Robust Classification of High-Dimensional Data using Data-Adaptive Energy Distance
Jyotishka Ray Choudhury, Aytijhya Saha, Sarbojit Roy, Subhajit Dutta
TL;DR
The paper tackles HDLSS binary classification by developing tuning-parameter-free, robust classifiers based on a data-adaptive energy distance $\mathcal{W}^{*}_{\mathbf{FG}}$ and its marginals. It introduces three refinements—$({\overline{\mathcal{W}}}^{*}_{FG},\, \bar{\tau}_{FG},\, \bar{\psi}_{FG})$—each paired with a discriminant ($\mathscr{D}_1,\mathscr{D}_2,\mathscr{D}_3$) to yield the classifiers $\delta_1,\delta_2,\delta_3$, with estimators $\hat{T}_{FF},\hat{T}_{FG},\hat{T}_{GG}$ driving the decisions.

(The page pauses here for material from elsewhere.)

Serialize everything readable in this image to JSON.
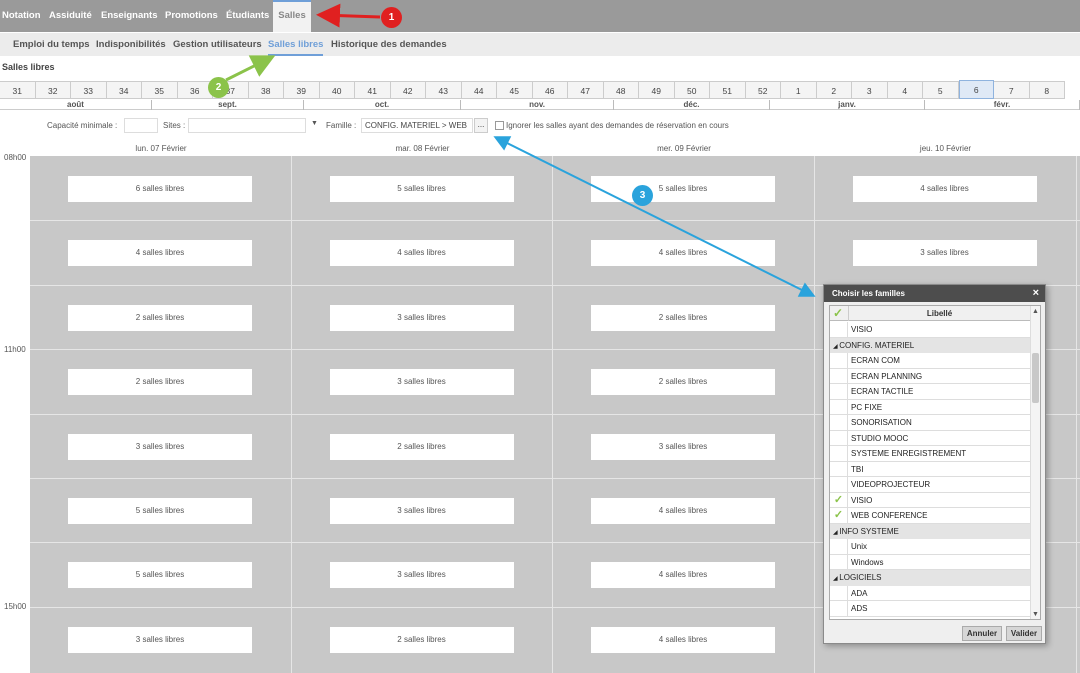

The authors prove HDLSS asymptotics showing misclassification probabilities vanish (i.e., $\Delta_1,\Delta_2 \to 0$ and $\Delta_3 \to 0$ under an extra condition) and compare the classifiers under various separation regimes. Empirically, the methods outperform standard HDLSS approaches, including GLMNET, SVM, NN-RP, and 1-NN, on simulations and six real HDLSS datasets, while remaining robust to outliers and free of tuning parameters.
Abstract
Classification of high-dimensional low sample size (HDLSS) data poses a challenge in a variety of real-world situations, such as gene expression studies, cancer research, and medical imaging. This article presents the development and analysis of some classifiers that are specifically designed for HDLSS data. These classifiers are free of tuning parameters and are robust, in the sense that they are devoid of any moment conditions of the underlying data distributions. It is shown that they yield perfect classification in the HDLSS asymptotic regime, under some fairly general conditions. The comparative performance of the proposed classifiers is also investigated. Our theoretical results are supported by extensive simulation studies and real data analysis, which demonstrate promising advantages of the proposed classification techniques over several widely recognized methods.